I very intentionally started by playing stuff that was above 16ths at 120bpm because I’ve seen lots of posts of people struggling with crosspicking. More often than not, they couldn’t get above 120 and it’s because the motion just wasn’t right. I’ve learned that the most important thing is to spend time finding the motion. It was difficult at first because it’s like, you don’t know what you don’t know. How do you do a motion you’ve never done? It was just a slop fest but I stuck with it until it started to click.

For me, that came from playing a pattern where the left hand didn’t have to move, and the picking was just the first 4 notes of an ascending pattern. I just kept trying to play those 4 notes over and over until something stuck. Then I’d play 4 notes descending. I remember specifically working on the pattern here:

I experimented with lots of grips and ultimately landed on what Troy outlined here

Though apparently I’ve drifted from that form a little :slight_smile:

DEFINITELY within the first week, I had decent speed a little above 120bpm and it didn’t feel like it was a tiring motion. So I’d encourage anyone else embarking to not get stuck. It may not be clean, but it should feel fairly effortless and be fast. Troy always says something like “It’s either easy or it’s wrong” lol! And that is the truth.

The way I measure progress is by aiming for higher speeds and learning different (more) patterns.

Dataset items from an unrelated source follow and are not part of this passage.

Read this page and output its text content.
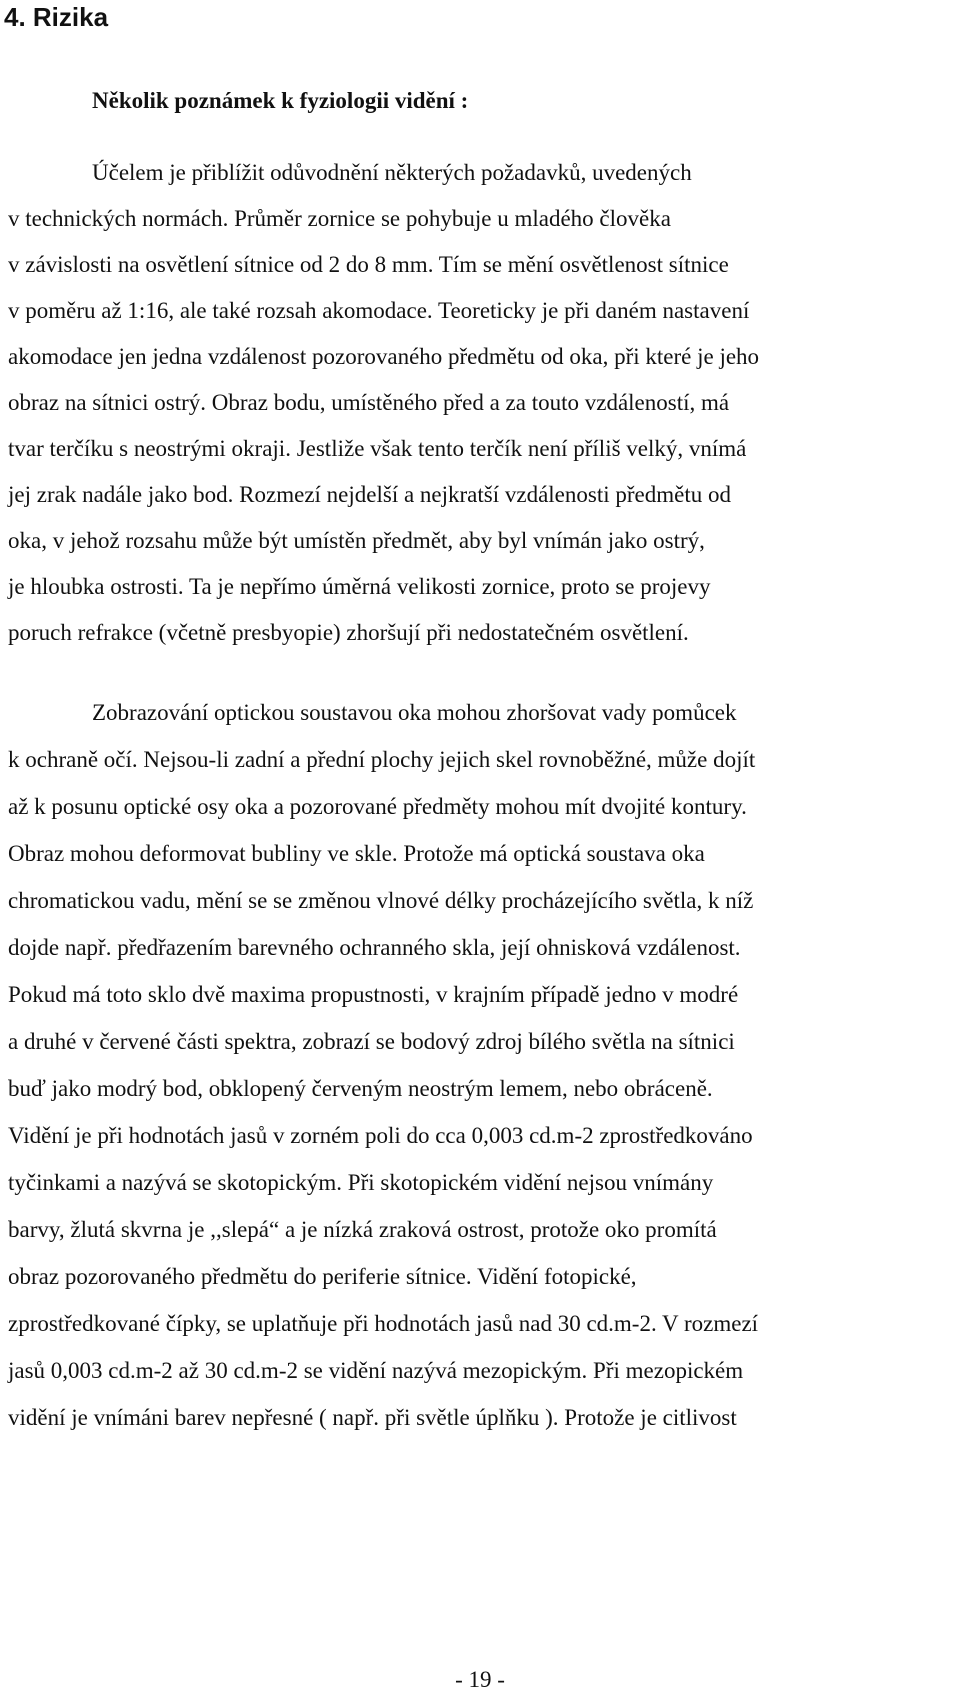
4. Rizika

Několik poznámek k fyziologii vidění :

Účelem je přiblížit odůvodnění některých požadavků, uvedených

v technických normách. Průměr zornice se pohybuje u mladého člověka

v závislosti na osvětlení sítnice od 2 do 8 mm. Tím se mění osvětlenost sítnice

v poměru až 1:16, ale také rozsah akomodace. Teoreticky je při daném nastavení

akomodace jen jedna vzdálenost pozorovaného předmětu od oka, při které je jeho

obraz na sítnici ostrý. Obraz bodu, umístěného před a za touto vzdáleností, má

tvar terčíku s neostrými okraji. Jestliže však tento terčík není příliš velký, vnímá

jej zrak nadále jako bod. Rozmezí nejdelší a nejkratší vzdálenosti předmětu od

oka, v jehož rozsahu může být umístěn předmět, aby byl vnímán jako ostrý,

je hloubka ostrosti. Ta je nepřímo úměrná velikosti zornice, proto se projevy

poruch refrakce (včetně presbyopie) zhoršují při nedostatečném osvětlení.

Zobrazování optickou soustavou oka mohou zhoršovat vady pomůcek

k ochraně očí. Nejsou-li zadní a přední plochy jejich skel rovnoběžné, může dojít

až k posunu optické osy oka a pozorované předměty mohou mít dvojité kontury.

Obraz mohou deformovat bubliny ve skle. Protože má optická soustava oka

chromatickou vadu, mění se se změnou vlnové délky procházejícího světla, k níž

dojde např. předřazením barevného ochranného skla, její ohnisková vzdálenost.

Pokud má toto sklo dvě maxima propustnosti, v krajním případě jedno v modré

a druhé v červené části spektra, zobrazí se bodový zdroj bílého světla na sítnici

buď jako modrý bod, obklopený červeným neostrým lemem, nebo obráceně.

Vidění je při hodnotách jasů v zorném poli do cca 0,003 cd.m-2 zprostředkováno

tyčinkami a nazývá se skotopickým. Při skotopickém vidění nejsou vnímány

barvy, žlutá skvrna je ,,slepá“ a je nízká zraková ostrost, protože oko promítá

obraz pozorovaného předmětu do periferie sítnice. Vidění fotopické,

zprostředkované čípky, se uplatňuje při hodnotách jasů nad 30 cd.m-2. V rozmezí

jasů 0,003 cd.m-2 až 30 cd.m-2 se vidění nazývá mezopickým. Při mezopickém

vidění je vnímáni barev nepřesné ( např. při světle úplňku ). Protože je citlivost

- 19 -
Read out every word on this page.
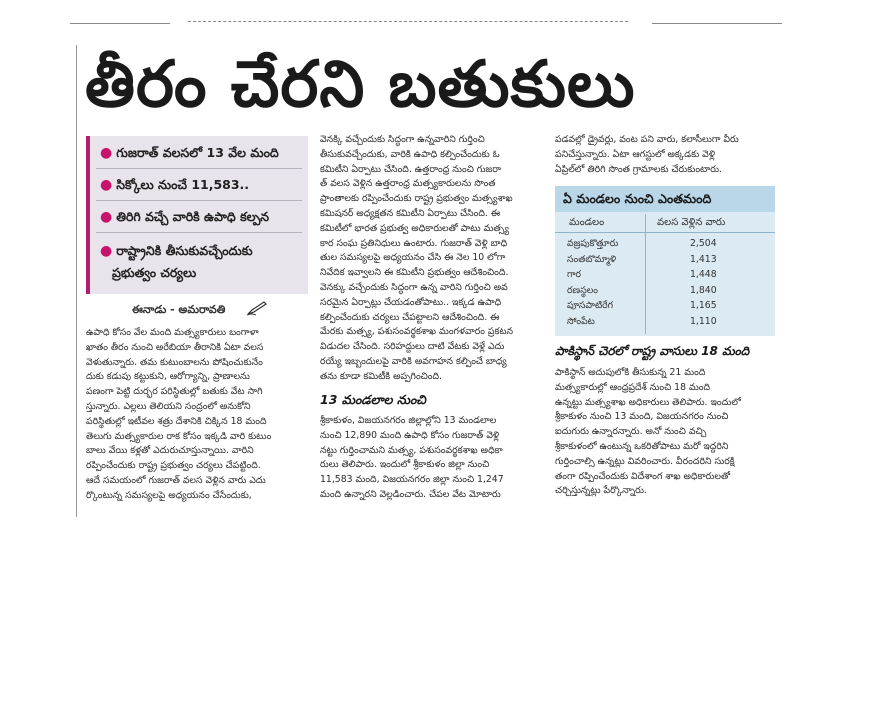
తీరం చేరని బతుకులు
● గుజరాత్ వలసలో 13 వేల మంది
● సిక్కోలు నుంచే 11,583..
● తిరిగి వచ్చే వారికి ఉపాధి కల్పన
● రాష్ట్రానికి తీసుకువచ్చేందుకు
ప్రభుత్వం చర్యలు
ఈనాడు - అమరావతి

ఉపాధి కోసం వేల మంది మత్స్యకారులు బంగాళా

ఖాతం తీరం నుంచి అరేబియా తీరానికి ఏటా వలస

వెళుతున్నారు. తమ కుటుంబాలను పోషించుకునేం

దుకు కడుపు కట్టుకుని, ఆరోగ్యాన్ని, ప్రాణాలను

పణంగా పెట్టి దుర్భర పరిస్థితుల్లో బతుకు వేట సాగి

స్తున్నారు. ఎల్లలు తెలియని సంద్రంలో అనుకోని

పరిస్థితుల్లో ఇటీవల శత్రు దేశానికి చిక్కిన 18 మంది

తెలుగు మత్స్యకారుల రాక కోసం ఇక్కడి వారి కుటుం

బాలు వేయి కళ్లతో ఎదురుచూస్తున్నాయి. వారిని

రప్పించేందుకు రాష్ట్ర ప్రభుత్వం చర్యలు చేపట్టింది.

ఆదే సమయంలో గుజరాత్ వలస వెళ్లిన వారు ఎదు

ర్కొంటున్న సమస్యలపై అధ్యయనం చేసేందుకు,

వెనక్కి వచ్చేందుకు సిద్ధంగా ఉన్నవారిని గుర్తించి

తీసుకువచ్చేందుకు, వారికి ఉపాధి కల్పించేందుకు ఓ

కమిటీని ఏర్పాటు చేసింది. ఉత్తరాంధ్ర నుంచి గుజరా

త్ వలస వెళ్లిన ఉత్తరాంధ్ర మత్స్యకారులను సొంత

ప్రాంతాలకు రప్పించేందుకు రాష్ట్ర ప్రభుత్వం మత్స్యశాఖ

కమిషనర్ అధ్యక్షతన కమిటీని ఏర్పాటు చేసింది. ఈ

కమిటీలో భారత ప్రభుత్వ అధికారులతో పాటు మత్స్య

కార సంఘ ప్రతినిధులు ఉంటారు. గుజరాత్ వెళ్లి బాధి

తుల సమస్యలపై అధ్యయనం చేసి ఈ నెల 10 లోగా

నివేదిక ఇవ్వాలని ఈ కమిటీని ప్రభుత్వం ఆదేశించింది.

వెనక్కు వచ్చేందుకు సిద్ధంగా ఉన్న వారిని గుర్తించి అవ

సరమైన ఏర్పాట్లు చేయడంతోపాటు.. ఇక్కడ ఉపాధి

కల్పించేందుకు చర్యలు చేపట్టాలని ఆదేశించింది. ఈ

మేరకు మత్స్య, పశుసంవర్థకశాఖ మంగళవారం ప్రకటన

విడుదల చేసింది. సరిహద్దులు దాటి వేటకు వెళ్లే ఎదు

రయ్యే ఇబ్బందులపై వారికి అవగాహన కల్పించే బాధ్య

తను కూడా కమిటీకి అప్పగించింది.

13 మండలాల నుంచి

శ్రీకాకుళం, విజయనగరం జిల్లాల్లోని 13 మండలాల

నుంచి 12,890 మంది ఉపాధి కోసం గుజరాత్ వెళ్లి

నట్టు గుర్తించామని మత్స్య, పశుసంవర్థకశాఖ అధికా

రులు తెలిపారు. ఇందులో శ్రీకాకుళం జిల్లా నుంచి

11,583 మంది, విజయనగరం జిల్లా నుంచి 1,247

మంది ఉన్నారని వెల్లడించారు. చేపల వేట మోటారు

పడవల్లో డ్రైవర్లు, వంట పని వారు, కలాసీలుగా వీరు

పనిచేస్తున్నారు. ఏటా ఆగస్టులో అక్కడకు వెళ్లి

ఏప్రిల్‌లో తిరిగి సొంత గ్రామాలకు చేరుకుంటారు.

ఏ మండలం నుంచి ఎంతమంది
మండలం	వలస వెళ్లిన వారు
వజ్రపుకొత్తూరు	2,504
సంతబొమ్మాళి	1,413
గార	1,448
రణస్థలం	1,840
పూసపాటిరేగ	1,165
సోంపేట	1,110
పాకిస్థాన్ చెరలో రాష్ట్ర వాసులు 18 మంది

పాకిస్థాన్ అదుపులోకి తీసుకున్న 21 మంది

మత్స్యకారుల్లో ఆంధ్రప్రదేశ్ నుంచి 18 మంది

ఉన్నట్టు మత్స్యశాఖ అధికారులు తెలిపారు. ఇందులో

శ్రీకాకుళం నుంచి 13 మంది, విజయనగరం నుంచి

ఐదుగురు ఉన్నారన్నారు. అనో నుంచి వచ్చి

శ్రీకాకుళంలో ఉంటున్న ఒకరితోపాటు మరో ఇద్దరిని

గుర్తించాల్సి ఉన్నట్లు వివరించారు. వీరందరిని సురక్షి

తంగా రప్పించేందుకు విదేశాంగ శాఖ అధికారులతో

చర్చిస్తున్నట్లు పేర్కొన్నారు.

Thanks for that tip! I’m going to take this approach starting tomorrow :fire:

I wouldn’t worry about re-watching Molly, you have the form. It’s the thumb heel anchor with a little daylight on the other side. You already know what it feels like when it’s easy so it’s just a matter of continuing to re-find that easyness on as a wide an array of picking patterns as possible.

Note that we should not think of this as a “crosspicking” technique. It’s wrist technique and to learn it we need to try to play everything including things which are scalar. The bluegrass tunes are great because they pay no heed whatsoever to how many notes are on a string or whether something is a scale or an arpeggio. You cannot become good at this just by trying to alternate pick arpeggios exclusively.

Re: camera mounting, what I mean is that your last video is a mich higher angle than the first two. You’re looking down from above, not laying low against the strings. So you can’t see the palm anchor, the air gap, etc. Why is that? Did you change something about the phone mounting there? Or do you have multiple camera lenses and did you choose one mounted in the middle instead of near the edge? That would explain it.

I’m left hand dominant (with a lot of right hand training - but certainly nowhere near as comfortable with my right as my left).

RDT feels less “controlled” than DT to me, maybe the difference in strength of the muscles is more noticeable with it being my non-dominant hand.